No -- and this is the misreading I want to correct directly, including from my own earlier writing. The doubly stochastic projection is a presentation: a convenient normal form that makes conservation and the spectral bound easy to state. But it is a positive-diagonal rescaling of the underlying matrix, and every such rescaling vanishes under the quotient coordinate Theta([A]) = H(log A)H. The certificate kappa_t is computed on the quotient, so it does not depend on whether you Sinkhorn-scaled, row-normalized, column-normalized, or did nothing. Anything that disappears when you remove the gauge cannot be the causal mechanism. Sinkhorn-Knopp does not prove the trust is safe; the quotient-affine contraction is what produces the falsifiable certificate [0099]-[0101].

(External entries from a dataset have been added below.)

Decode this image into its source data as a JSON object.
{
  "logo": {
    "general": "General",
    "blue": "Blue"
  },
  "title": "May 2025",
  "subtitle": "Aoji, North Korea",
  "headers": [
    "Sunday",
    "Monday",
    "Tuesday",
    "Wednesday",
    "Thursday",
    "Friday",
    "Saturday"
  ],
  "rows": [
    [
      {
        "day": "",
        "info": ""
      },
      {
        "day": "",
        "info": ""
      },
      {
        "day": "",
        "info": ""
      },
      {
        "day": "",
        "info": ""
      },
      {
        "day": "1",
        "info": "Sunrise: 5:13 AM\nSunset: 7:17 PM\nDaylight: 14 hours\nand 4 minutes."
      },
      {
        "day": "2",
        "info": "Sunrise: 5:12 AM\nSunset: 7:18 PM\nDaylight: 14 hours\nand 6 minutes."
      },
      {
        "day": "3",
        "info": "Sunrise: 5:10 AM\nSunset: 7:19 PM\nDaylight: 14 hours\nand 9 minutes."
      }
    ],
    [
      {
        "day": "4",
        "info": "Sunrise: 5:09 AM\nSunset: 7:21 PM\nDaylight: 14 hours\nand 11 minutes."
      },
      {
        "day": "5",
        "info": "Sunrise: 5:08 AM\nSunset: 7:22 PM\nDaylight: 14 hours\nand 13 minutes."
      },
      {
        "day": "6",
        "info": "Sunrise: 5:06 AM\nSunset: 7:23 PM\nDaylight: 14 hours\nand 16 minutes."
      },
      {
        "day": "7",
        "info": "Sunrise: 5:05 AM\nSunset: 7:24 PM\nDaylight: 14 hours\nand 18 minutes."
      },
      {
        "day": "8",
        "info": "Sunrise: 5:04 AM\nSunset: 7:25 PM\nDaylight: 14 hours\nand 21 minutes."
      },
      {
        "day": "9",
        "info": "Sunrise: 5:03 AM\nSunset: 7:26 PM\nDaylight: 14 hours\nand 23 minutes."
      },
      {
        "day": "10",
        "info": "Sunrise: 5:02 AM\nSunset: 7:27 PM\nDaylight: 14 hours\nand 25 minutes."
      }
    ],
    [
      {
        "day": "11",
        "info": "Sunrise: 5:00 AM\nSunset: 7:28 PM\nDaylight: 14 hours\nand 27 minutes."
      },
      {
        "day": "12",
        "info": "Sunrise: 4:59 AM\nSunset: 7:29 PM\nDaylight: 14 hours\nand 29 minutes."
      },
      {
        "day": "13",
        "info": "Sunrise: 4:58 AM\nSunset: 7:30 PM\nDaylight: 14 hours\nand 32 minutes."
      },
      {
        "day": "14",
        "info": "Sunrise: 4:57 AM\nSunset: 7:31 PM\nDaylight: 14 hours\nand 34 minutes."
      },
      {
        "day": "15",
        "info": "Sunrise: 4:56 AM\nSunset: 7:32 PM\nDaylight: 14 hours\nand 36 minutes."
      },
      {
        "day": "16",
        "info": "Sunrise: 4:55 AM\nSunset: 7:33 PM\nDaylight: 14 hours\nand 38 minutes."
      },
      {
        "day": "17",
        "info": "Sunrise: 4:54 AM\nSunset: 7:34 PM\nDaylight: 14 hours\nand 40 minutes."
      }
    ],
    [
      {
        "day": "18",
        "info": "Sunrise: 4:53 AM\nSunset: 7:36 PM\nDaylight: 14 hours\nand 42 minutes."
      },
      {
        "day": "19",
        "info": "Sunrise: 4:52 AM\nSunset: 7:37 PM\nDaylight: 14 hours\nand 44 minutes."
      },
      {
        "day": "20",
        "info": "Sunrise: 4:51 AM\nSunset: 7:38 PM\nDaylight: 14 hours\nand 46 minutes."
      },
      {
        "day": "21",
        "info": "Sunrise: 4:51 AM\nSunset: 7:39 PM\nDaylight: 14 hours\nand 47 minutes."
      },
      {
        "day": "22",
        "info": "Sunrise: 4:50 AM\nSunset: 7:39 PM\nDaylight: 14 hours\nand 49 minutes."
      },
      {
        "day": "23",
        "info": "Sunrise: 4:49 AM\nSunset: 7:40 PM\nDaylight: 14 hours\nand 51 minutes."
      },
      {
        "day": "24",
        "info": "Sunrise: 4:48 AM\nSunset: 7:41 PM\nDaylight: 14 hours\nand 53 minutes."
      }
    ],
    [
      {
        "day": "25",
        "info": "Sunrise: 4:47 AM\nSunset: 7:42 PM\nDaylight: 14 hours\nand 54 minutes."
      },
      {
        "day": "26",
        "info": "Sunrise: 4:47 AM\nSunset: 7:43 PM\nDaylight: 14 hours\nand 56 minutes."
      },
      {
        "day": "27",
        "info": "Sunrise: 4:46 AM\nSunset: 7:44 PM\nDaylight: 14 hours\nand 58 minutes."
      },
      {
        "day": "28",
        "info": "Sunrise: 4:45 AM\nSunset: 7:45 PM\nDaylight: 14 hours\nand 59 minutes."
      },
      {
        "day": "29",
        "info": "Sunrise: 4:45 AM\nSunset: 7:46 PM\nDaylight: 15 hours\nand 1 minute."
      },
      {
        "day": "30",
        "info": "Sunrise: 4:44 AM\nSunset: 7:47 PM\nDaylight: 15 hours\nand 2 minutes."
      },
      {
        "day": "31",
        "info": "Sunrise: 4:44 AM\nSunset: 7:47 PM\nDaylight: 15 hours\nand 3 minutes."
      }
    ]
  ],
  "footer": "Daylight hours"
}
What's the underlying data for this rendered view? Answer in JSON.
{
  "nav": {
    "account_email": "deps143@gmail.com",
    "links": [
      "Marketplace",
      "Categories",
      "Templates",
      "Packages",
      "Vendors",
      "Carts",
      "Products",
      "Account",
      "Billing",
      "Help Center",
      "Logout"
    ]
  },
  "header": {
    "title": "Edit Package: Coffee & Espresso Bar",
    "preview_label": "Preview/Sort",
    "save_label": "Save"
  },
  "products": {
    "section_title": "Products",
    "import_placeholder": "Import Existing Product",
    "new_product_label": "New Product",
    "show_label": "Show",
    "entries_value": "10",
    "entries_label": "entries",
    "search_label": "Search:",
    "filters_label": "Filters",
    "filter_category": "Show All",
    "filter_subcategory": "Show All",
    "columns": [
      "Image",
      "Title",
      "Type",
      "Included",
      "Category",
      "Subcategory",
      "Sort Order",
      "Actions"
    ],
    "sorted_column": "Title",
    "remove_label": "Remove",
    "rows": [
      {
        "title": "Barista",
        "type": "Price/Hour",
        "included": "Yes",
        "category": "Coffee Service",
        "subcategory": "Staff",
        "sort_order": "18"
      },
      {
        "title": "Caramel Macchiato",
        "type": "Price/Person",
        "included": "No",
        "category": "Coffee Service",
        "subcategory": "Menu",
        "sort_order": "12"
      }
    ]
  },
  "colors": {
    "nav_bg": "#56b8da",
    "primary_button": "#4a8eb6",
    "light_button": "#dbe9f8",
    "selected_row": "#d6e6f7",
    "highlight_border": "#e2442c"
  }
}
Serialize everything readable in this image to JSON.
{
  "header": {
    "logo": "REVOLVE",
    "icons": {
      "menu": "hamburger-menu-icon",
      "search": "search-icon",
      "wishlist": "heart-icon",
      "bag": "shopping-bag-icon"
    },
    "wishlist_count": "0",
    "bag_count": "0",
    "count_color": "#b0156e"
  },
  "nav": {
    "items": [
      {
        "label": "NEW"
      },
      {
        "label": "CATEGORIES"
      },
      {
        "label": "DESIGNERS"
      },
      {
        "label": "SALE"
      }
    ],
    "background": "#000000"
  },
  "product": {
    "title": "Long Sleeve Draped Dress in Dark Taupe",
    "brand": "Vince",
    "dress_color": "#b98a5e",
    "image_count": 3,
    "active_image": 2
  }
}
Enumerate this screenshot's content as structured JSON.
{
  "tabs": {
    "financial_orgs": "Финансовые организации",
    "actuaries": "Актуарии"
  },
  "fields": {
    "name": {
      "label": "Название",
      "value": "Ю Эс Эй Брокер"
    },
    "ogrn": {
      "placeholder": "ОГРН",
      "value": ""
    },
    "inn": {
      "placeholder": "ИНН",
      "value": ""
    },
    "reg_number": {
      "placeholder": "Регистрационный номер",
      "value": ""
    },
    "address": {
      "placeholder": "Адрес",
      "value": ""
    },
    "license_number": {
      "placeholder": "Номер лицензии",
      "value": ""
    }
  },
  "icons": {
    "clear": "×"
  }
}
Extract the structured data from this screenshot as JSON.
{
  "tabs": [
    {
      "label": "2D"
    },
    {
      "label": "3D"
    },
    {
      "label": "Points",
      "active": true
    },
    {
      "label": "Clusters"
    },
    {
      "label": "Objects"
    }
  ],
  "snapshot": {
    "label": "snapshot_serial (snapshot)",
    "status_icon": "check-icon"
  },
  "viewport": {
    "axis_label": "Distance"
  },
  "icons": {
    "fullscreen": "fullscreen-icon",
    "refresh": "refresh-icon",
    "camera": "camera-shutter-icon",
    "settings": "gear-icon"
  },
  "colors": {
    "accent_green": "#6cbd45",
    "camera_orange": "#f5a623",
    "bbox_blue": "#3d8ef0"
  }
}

If the normalization does not matter, why compute it at all?
Because a normal form is genuinely useful for exposition, debugging, and intuition. Doubly stochasticity makes "trust is conserved, not amplified" easy to see and easy to check by eye. It is the difference between a tidy coordinate system and a messy one -- both describe the same physics. CCF still ships a Sinkhorn projector in ccf-core for exactly this reason. But it is plumbing. The law that moves trust is the contraction on the quotient state, and the certificate is read there.
What is the difference between "gauge" and "content" in concrete terms?
Gauge is anything you can change by a positive-diagonal left/right rescaling B = L A C -- it leaves the trust content untouched and is invisible to kappa_t. Content is anything you cannot write that way -- a non-diagonal change to who-trusts-whom. In the worked example above, switching between raw, row-normalized, column-normalized, and Sinkhorn presentations leaves Theta([A]) and kappa_t identical (gauge). Bumping a single off-diagonal entry from 0.10 to 0.45 moves both (content). The certificate is engineered to be blind to the first and sensitive to the second.
Does this mean the conservation and spectral arguments from the earlier post were wrong?
The arguments were correct; the framing around them was not. Conservation holds and the spectral norm bound holds for the doubly stochastic presentation -- those are real properties of that normal form. What was wrong was treating that presentation as the trust mechanism itself. It is one gauge among many. The causal content is the quotient state, and the safety story is the contraction on it, not the normalization that produced any one presentation [0040]-[0042].
Is the claim that all these presentations are "the same"?
Carefully: they are structurally equivalent under a common abstract schema -- they share the same quotient state Theta([A]) and therefore the same certificate kappa_t. That is a precise, bounded claim. It is not a claim that the presentations are formally isomorphic in every respect, and it is not a claim that kappa_t is a universal constant -- kappa_t is a per-platform floor, not a single magic threshold. The equivalence is at the level of trust content, which is exactly the level the certificate operates on.